Skip to content

Tutorials

Advanced usage

By default, trrex will use word boundaries "(\\b)" to delimit keywords, this could be problematic if the words contain punctuation symbols. You can do the following for those cases:

import trrex as tx
import re

emoticons = [":)", ":D", ":("]
pattern = tx.make(emoticons,
                  prefix=r"(?<!w)",
                  suffix=r"(?!w)")
result = re.findall(pattern, "The smile :), and the laugh :D and the sad :(")

In the above example the parenthesis need no escaping because they are inside in a character set:

In general, however, the regex meta characters need to be escaped in order to match them:

words = ["bab.y", "b#ad", "b?at"]
# apply re.escape to each character of each word
pattern = tx.make(tuple(map(re.escape, word)) for word in words)
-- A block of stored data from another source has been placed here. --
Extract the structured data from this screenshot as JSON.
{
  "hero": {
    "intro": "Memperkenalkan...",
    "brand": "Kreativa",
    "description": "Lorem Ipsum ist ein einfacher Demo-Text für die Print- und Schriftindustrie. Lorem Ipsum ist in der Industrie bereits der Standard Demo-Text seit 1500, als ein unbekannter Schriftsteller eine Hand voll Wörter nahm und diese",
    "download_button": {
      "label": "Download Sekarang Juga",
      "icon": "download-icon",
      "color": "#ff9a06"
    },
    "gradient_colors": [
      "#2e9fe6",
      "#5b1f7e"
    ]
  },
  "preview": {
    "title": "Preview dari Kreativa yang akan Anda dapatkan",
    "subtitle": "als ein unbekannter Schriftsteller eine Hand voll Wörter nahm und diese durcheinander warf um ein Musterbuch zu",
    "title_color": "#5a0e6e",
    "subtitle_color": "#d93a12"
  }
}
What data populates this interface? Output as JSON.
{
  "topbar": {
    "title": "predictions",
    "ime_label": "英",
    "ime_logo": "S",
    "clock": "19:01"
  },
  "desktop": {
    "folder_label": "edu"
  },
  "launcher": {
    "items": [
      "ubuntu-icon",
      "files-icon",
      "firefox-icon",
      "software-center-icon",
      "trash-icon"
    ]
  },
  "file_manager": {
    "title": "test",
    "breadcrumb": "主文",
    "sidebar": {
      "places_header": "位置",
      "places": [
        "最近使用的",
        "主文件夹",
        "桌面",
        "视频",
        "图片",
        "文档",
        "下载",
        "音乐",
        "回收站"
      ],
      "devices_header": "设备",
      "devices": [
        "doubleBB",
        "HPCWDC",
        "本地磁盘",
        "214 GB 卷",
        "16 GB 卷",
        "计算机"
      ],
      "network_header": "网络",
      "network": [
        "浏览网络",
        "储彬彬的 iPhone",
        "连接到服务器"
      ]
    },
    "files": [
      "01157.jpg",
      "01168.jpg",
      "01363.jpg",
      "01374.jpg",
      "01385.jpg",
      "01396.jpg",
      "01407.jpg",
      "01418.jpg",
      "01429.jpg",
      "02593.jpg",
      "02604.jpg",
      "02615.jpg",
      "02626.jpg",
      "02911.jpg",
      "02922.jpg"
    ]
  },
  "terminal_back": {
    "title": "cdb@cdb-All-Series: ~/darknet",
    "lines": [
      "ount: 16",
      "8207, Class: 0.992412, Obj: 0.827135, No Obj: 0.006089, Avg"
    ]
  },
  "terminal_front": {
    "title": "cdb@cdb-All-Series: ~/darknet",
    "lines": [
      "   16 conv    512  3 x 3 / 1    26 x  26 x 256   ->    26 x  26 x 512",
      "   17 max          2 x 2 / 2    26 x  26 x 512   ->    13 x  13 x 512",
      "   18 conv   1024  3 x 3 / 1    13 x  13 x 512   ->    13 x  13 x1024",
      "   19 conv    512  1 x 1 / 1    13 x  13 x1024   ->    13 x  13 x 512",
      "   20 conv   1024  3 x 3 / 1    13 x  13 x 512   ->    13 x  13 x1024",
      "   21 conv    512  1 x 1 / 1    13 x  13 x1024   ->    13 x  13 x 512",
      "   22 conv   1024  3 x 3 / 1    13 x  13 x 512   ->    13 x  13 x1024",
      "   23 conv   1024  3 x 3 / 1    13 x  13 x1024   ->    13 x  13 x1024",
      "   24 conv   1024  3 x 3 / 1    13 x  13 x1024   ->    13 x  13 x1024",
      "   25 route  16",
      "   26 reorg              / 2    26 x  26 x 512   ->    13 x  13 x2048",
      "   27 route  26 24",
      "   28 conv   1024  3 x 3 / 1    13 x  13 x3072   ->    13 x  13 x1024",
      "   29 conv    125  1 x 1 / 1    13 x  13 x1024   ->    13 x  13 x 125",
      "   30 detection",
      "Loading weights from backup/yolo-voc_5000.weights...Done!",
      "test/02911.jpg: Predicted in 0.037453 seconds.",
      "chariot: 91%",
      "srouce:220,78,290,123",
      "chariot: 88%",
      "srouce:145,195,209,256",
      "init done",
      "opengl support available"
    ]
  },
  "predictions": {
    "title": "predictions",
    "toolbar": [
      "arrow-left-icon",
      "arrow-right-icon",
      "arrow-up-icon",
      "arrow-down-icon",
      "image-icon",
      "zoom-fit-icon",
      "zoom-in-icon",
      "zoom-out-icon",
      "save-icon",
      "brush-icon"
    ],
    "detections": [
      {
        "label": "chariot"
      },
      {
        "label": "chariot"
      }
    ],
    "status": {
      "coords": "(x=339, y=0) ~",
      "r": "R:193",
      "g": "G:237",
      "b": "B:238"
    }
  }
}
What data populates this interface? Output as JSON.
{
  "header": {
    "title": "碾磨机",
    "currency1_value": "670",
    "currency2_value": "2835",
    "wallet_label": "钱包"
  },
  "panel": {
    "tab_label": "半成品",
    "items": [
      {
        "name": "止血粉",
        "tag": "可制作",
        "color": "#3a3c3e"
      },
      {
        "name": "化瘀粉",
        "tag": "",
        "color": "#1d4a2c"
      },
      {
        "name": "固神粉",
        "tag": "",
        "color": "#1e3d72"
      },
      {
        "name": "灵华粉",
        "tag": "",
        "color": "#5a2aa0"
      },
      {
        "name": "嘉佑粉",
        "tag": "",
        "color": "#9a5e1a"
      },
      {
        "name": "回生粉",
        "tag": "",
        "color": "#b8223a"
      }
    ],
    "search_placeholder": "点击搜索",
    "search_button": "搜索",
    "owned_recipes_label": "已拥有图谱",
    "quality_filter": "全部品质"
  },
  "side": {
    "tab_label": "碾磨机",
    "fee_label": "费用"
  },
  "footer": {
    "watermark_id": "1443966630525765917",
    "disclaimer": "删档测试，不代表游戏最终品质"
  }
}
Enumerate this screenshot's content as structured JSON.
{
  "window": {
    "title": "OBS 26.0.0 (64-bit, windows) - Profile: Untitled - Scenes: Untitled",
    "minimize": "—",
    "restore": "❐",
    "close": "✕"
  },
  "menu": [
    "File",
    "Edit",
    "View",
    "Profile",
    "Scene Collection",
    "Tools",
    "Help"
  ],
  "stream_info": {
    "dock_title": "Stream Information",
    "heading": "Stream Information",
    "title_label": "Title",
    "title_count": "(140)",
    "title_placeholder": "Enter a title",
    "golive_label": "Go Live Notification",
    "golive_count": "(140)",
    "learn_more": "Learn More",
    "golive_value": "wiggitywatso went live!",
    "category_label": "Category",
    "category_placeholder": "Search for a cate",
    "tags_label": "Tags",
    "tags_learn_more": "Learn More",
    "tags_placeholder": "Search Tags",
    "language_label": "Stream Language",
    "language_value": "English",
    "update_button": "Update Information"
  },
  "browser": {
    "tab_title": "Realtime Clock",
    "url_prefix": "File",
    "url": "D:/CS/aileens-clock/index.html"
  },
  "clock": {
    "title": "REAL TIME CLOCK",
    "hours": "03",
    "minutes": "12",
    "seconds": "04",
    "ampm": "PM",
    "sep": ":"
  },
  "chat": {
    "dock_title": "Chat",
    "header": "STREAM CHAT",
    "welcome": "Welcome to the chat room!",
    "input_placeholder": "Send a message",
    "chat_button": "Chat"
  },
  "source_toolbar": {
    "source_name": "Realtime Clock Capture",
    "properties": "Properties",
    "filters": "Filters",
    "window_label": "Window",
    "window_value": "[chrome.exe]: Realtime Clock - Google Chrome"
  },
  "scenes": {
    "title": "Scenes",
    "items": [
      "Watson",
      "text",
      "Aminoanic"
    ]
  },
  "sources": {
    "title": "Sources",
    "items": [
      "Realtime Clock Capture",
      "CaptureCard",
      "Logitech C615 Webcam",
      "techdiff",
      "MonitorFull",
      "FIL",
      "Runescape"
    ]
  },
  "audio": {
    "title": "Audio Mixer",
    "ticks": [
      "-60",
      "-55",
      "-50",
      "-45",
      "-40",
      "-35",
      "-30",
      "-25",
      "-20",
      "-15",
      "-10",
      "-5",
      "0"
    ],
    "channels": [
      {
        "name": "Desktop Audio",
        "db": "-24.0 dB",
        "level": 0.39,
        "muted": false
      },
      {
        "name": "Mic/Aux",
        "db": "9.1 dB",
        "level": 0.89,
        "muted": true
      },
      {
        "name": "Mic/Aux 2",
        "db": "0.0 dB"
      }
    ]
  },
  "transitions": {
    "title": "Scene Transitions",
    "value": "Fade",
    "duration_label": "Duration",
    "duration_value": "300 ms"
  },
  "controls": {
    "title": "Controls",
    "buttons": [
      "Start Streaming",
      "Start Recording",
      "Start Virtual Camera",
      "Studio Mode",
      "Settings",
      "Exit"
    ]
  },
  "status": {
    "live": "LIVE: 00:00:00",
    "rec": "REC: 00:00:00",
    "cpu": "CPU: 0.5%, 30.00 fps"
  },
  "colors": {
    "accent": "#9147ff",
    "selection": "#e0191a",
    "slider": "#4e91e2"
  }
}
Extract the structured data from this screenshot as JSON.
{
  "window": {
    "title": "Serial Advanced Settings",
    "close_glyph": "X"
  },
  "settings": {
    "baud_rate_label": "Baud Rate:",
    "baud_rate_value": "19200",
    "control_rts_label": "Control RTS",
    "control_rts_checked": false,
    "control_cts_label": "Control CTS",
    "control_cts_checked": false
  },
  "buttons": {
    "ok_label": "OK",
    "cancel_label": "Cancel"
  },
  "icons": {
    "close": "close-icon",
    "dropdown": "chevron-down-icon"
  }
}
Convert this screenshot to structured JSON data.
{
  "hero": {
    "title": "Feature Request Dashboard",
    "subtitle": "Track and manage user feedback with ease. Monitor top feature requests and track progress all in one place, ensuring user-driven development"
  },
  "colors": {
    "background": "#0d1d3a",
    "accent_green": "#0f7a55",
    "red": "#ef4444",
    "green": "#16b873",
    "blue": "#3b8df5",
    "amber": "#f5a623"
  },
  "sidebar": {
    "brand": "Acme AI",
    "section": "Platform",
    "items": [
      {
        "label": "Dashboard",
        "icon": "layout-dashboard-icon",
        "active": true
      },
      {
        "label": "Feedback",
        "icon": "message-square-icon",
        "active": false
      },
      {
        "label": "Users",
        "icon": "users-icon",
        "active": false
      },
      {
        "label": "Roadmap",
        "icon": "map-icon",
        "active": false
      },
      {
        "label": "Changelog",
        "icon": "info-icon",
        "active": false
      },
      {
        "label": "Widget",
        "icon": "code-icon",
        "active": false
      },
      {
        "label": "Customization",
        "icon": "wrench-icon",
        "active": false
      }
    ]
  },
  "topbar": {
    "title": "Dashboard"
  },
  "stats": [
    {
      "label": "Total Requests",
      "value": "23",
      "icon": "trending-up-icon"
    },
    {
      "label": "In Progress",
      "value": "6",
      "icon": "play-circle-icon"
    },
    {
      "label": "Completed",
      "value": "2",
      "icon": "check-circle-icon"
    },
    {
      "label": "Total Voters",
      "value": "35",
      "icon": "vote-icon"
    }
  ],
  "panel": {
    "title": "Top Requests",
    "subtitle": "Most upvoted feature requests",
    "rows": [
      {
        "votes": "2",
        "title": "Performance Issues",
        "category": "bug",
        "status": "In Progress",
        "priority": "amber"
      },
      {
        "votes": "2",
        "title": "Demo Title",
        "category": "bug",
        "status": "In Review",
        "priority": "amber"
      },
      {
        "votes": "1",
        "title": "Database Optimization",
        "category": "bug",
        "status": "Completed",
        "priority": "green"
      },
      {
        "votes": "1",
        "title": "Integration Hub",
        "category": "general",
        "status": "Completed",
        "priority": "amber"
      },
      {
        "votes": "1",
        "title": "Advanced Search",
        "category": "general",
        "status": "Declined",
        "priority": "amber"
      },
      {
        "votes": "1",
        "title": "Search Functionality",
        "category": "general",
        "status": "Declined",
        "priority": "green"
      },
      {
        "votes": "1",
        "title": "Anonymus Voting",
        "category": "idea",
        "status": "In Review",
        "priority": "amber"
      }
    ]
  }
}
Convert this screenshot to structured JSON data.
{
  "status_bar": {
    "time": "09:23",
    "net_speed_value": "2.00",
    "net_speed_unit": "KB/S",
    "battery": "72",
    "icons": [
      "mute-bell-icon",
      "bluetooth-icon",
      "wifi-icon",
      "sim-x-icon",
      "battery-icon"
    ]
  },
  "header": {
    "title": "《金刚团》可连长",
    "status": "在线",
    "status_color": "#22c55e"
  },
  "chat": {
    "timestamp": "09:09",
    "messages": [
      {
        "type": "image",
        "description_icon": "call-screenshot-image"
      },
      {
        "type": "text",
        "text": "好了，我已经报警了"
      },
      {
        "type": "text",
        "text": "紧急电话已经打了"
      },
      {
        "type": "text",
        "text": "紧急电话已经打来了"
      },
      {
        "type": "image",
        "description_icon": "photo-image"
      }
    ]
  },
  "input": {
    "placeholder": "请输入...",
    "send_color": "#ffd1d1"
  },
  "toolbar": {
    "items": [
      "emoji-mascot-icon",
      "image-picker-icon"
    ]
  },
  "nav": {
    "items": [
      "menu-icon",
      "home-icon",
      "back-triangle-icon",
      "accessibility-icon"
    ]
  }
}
Notice that you need to apply re.escape to each character of each string in order to work properly with trrex.

How not to use it

The code below makes a pattern for each word and hence does not take advantage of trrex. The code will offer no performance benefit against a standard Python string search.

import trrex as tx
import re

text = "The bad bat scared the baby"
words = ["bad", "baby", "bat"]
for word in words:
    pattern = tx.make([word])
    match = re.search(pattern, text)